Florio is especially keen on getting enough essential fatty acids into his system-such as flaxseed oil noting that the human brain is 50 to 60 percent composed of such acids and depends upon their continual replenishment for proper functioning. Essential fatty acids also keep arthritis in check as shown by studies on Eskimos and their diet of deep-sea fish. Avoiding the "bad" hydrogenated oils, the type used to make fast-food hamburgers and french fries, is a must for Florio, given that these oils create debris in the system that then clogs arteries and veins.
Still, diet and supplements can only get you so far-the rest of the journey depends on the right attitude, something that Florio learned early on from his father, Pasquale. Pasquale opened his own ice and coal business in the 1920s, in which he worked six and half days a week. His personal life was just as tough. A twin boy and girl died of infections before reaching six-months and Pasquale's wife died of cardiovascular disease at age 39. (Vito was only eight.) Then the depression hit the Florio household hard. Yet Florio senior was never depressed, a fact that he attributed to his habit of humming, singing and whistling. As a young boy, Vito developed the same outlook using the same technique and to this day sings along with old show tunes (Elaine is the whistler in the family). Vito believes his father's approach could some day replace St. John's Wort as a natural anti-depressant.

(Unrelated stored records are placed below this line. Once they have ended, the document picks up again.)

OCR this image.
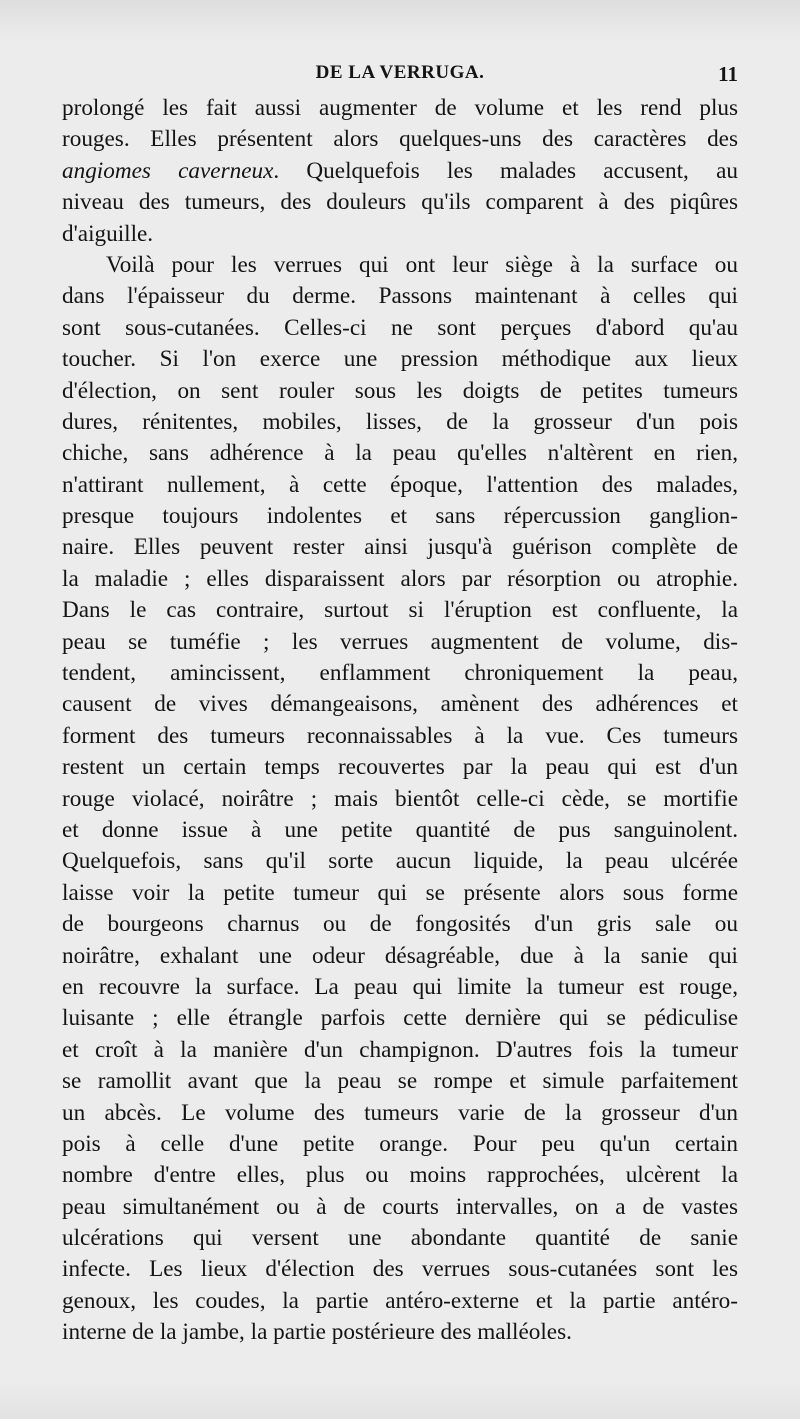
DE LA VERRUGA.	11
prolongé les fait aussi augmenter de volume et les rend plus
rouges. Elles présentent alors quelques-uns des caractères des
angiomes caverneux. Quelquefois les malades accusent, au
niveau des tumeurs, des douleurs qu'ils comparent à des piqûres
d'aiguille.
Voilà pour les verrues qui ont leur siège à la surface ou
dans l'épaisseur du derme. Passons maintenant à celles qui
sont sous-cutanées. Celles-ci ne sont perçues d'abord qu'au
toucher. Si l'on exerce une pression méthodique aux lieux
d'élection, on sent rouler sous les doigts de petites tumeurs
dures, rénitentes, mobiles, lisses, de la grosseur d'un pois
chiche, sans adhérence à la peau qu'elles n'altèrent en rien,
n'attirant nullement, à cette époque, l'attention des malades,
presque toujours indolentes et sans répercussion ganglion-
naire. Elles peuvent rester ainsi jusqu'à guérison complète de
la maladie ; elles disparaissent alors par résorption ou atrophie.
Dans le cas contraire, surtout si l'éruption est confluente, la
peau se tuméfie ; les verrues augmentent de volume, dis-
tendent, amincissent, enflamment chroniquement la peau,
causent de vives démangeaisons, amènent des adhérences et
forment des tumeurs reconnaissables à la vue. Ces tumeurs
restent un certain temps recouvertes par la peau qui est d'un
rouge violacé, noirâtre ; mais bientôt celle-ci cède, se mortifie
et donne issue à une petite quantité de pus sanguinolent.
Quelquefois, sans qu'il sorte aucun liquide, la peau ulcérée
laisse voir la petite tumeur qui se présente alors sous forme
de bourgeons charnus ou de fongosités d'un gris sale ou
noirâtre, exhalant une odeur désagréable, due à la sanie qui
en recouvre la surface. La peau qui limite la tumeur est rouge,
luisante ; elle étrangle parfois cette dernière qui se pédiculise
et croît à la manière d'un champignon. D'autres fois la tumeur
se ramollit avant que la peau se rompe et simule parfaitement
un abcès. Le volume des tumeurs varie de la grosseur d'un
pois à celle d'une petite orange. Pour peu qu'un certain
nombre d'entre elles, plus ou moins rapprochées, ulcèrent la
peau simultanément ou à de courts intervalles, on a de vastes
ulcérations qui versent une abondante quantité de sanie
infecte. Les lieux d'élection des verrues sous-cutanées sont les
genoux, les coudes, la partie antéro-externe et la partie antéro-
interne de la jambe, la partie postérieure des malléoles.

"I never get depressed and I never get headaches," he says. "It all depends on how you look at something and I try to look on the good side of things-I'm a real glass-is-half-full kind of guy."

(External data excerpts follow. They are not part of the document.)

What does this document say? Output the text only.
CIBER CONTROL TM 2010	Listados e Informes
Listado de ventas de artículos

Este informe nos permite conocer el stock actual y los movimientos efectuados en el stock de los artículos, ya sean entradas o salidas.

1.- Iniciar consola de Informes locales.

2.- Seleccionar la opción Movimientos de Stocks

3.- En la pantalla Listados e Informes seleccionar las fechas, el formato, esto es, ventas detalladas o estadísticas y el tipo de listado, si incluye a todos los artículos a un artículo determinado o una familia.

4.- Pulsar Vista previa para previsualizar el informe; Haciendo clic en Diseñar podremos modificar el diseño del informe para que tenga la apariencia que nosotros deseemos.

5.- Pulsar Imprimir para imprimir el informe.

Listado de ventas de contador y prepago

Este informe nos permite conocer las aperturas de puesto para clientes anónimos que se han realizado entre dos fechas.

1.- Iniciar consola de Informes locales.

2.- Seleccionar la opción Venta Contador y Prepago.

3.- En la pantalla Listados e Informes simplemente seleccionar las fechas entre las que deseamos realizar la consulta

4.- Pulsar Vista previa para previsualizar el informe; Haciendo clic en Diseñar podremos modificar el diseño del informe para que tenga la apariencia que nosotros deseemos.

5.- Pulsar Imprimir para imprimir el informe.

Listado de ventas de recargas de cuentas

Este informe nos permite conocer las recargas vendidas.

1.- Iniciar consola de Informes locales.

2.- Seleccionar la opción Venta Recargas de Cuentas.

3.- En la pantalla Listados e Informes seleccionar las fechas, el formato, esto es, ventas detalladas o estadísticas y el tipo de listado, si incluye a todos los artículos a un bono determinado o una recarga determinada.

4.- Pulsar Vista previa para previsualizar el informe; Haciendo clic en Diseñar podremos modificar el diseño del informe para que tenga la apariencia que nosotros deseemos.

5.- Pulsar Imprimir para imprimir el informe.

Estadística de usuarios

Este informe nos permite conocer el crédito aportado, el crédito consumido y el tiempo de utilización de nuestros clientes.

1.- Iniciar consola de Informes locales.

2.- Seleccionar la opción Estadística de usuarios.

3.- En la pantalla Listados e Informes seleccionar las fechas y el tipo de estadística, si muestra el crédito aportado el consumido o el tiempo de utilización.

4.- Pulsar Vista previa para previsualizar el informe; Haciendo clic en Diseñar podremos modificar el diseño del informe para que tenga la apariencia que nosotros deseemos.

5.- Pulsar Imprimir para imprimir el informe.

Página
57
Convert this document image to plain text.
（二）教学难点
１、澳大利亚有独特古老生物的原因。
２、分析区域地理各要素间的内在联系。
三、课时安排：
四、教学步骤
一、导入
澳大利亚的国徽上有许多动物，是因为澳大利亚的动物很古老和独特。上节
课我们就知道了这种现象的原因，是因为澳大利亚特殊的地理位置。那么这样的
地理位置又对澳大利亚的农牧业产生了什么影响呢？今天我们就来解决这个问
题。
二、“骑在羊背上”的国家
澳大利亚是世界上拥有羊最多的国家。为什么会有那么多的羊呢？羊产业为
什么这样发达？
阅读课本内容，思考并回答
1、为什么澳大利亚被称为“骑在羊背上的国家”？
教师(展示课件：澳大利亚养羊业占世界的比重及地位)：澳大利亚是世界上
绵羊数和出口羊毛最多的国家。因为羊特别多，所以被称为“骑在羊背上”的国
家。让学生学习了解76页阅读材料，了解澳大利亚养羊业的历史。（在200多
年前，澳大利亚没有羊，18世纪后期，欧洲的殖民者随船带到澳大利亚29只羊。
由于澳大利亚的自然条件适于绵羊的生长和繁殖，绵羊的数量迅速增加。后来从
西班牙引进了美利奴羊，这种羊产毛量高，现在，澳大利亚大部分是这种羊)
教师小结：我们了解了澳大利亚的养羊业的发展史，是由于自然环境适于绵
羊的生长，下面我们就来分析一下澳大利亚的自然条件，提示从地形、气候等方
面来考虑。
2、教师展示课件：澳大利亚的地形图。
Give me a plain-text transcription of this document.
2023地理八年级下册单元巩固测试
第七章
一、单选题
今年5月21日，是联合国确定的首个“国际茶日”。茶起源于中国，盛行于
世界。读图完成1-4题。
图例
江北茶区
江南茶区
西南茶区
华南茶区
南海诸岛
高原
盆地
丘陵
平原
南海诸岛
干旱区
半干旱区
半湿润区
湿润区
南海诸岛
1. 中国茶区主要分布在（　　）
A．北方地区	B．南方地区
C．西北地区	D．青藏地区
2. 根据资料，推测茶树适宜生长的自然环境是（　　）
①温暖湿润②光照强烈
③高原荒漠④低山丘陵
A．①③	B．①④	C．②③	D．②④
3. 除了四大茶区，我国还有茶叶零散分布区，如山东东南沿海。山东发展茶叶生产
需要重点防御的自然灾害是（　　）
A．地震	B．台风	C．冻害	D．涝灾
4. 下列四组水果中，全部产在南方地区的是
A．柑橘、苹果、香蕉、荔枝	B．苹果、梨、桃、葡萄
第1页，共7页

His positive attitude has surely been tested. Vito first arrived in Florida in 1974, with dreams of joining a friend's condo maintenance business, but saw his dream evaporate during the recession when new construction came to a standstill. Instead, he and a partner opened a lawn-service business, which floundered and was later disbanded. Vito went bankrupt. He then moved his family back to New York where he owned and managed nine apartment buildings in Brooklyn. But, under rent control, the neighborhood began to decline and Vito lost most of his investment. Undeterred, he went back into garment production and remade his life. Eventually, the Florios decided to give Florida another try. "A lot of people go through life afraid to take a chance," he says. "But I'm not one of those. I've always had so much confidence in myself that I never thought I could fail." That confidence came in handy in 1994 when Vito sustained a groin injury for which his physician prescribed anti-inflammatory drugs. The treatment gave him such severe gastric irritation that he stopped taking the medication and was informed that his only hope for pain relief was a hip replacement. "I refused," he remembers. "I preferred to rely on my faith, common sense and motivation not to have that hip operation."
Instead, Vito hit the research library, reading everything he could find about pain and arthritis treatments. That's when he developed his own pain reliever-and began sharing it with others. He has since sold the patent, but became involved with the herbal/ botanical company shortly thereafter.
"I still can't seem to retire," he says. "'Why?' Because I see that people in the U.S. and the rest of the world still have all kinds of health problems and I believe my help is needed."